URL http://www.symantec.com/docs/TECH179346

 

bpfis showing the new lock call failing:
17:11:06.552 [6652.6788] <2> onlfi_vfms_logf: INF - vddkLog: VixDiskLibVimResolveHostName: Resolved to 192.168.1.2.
17:11:06.552 [6652.6788] <2> onlfi_vfms_logf: INF - vddkLog: VixDiskLibVim: VixDiskLibVimLogin
17:11:07.301 [6652.6788] <2> onlfi_vfms_logf: INF - vddkWarnLog: VixDiskLibVim: Not licensed to use this function.
17:11:07.301 [6652.6788] <2> onlfi_vfms_logf: INF - vddkLog: VixDiskLibVim: VixDiskLibVimLogout 
17:11:07.488 [6652.6788] <2> onlfi_vfms_logf: INF - lockVM: VixDiskLib_PrepareForAccess returned 16064


 

Contact Support to obtain the binary from ET2652715

elanmbx
Level 6

Well done - we must have found it at precisely the same time.  I think this should be the solution!  Will confirm once I have the fix installed.

GovJames
Level 2

Mike,

How are your backups running after installing the fix and creating the registry keys?  I am debating on installing the fix.

Thanks

James

bcblake
Level 4
Partner

We applied the EEB but that didn't fix it.

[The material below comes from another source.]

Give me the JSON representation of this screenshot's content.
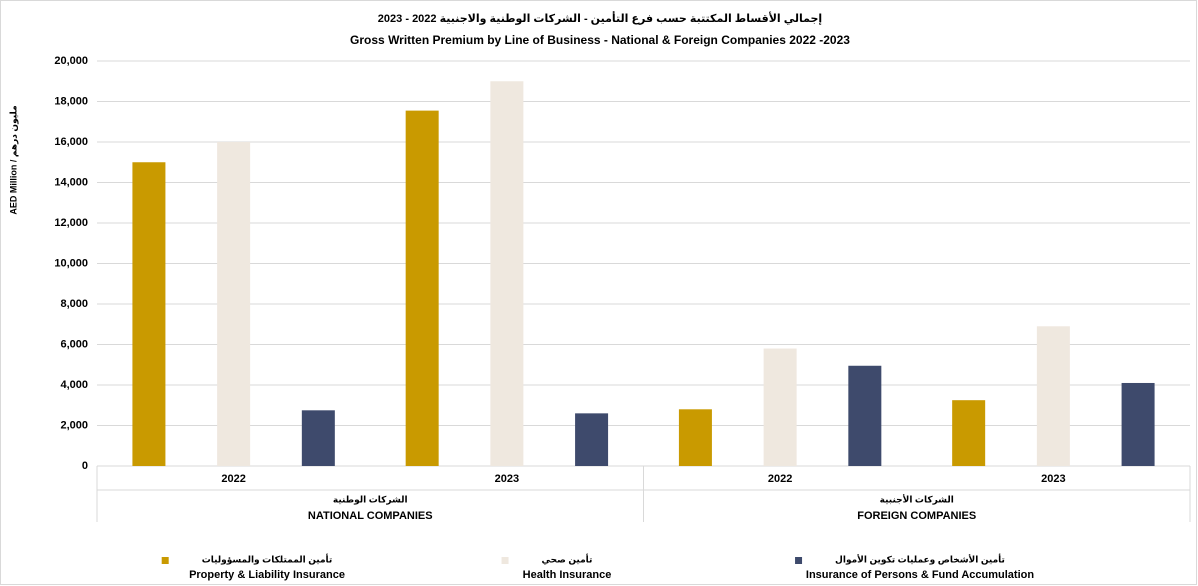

I don't think we applied the registry hack, so I'll try that next but wanted to see if anyone else had the problem even after applying the EEB.

Thanks

elanmbx
Level 6

James - the issue *immediately* went away upon applying the fix.  My vStorage backups are back to finishing up in 6 hours instead of failing spectacularly after 14 hours.  laugh

bcblake
Level 4
Partner

Turns out our problem was related to permissions. The service account used was configured with a role at the Data Center level, as per one of the permissions technotes:

http://www.symantec.com/docs/TECH145949

However there is another technote with similar information:

http://www.symantec.com/docs/TECH130493

Well, the first one mentions the account could be given permissions at either Data Center or vCenter level and I think is worded poorly. However the second technote specifically states applying the permissions at the vCenter level.

We applied the permission at the vCenter level and the 10 minute timeout disappeared. So it looks like the "licensing" issue is a red herring.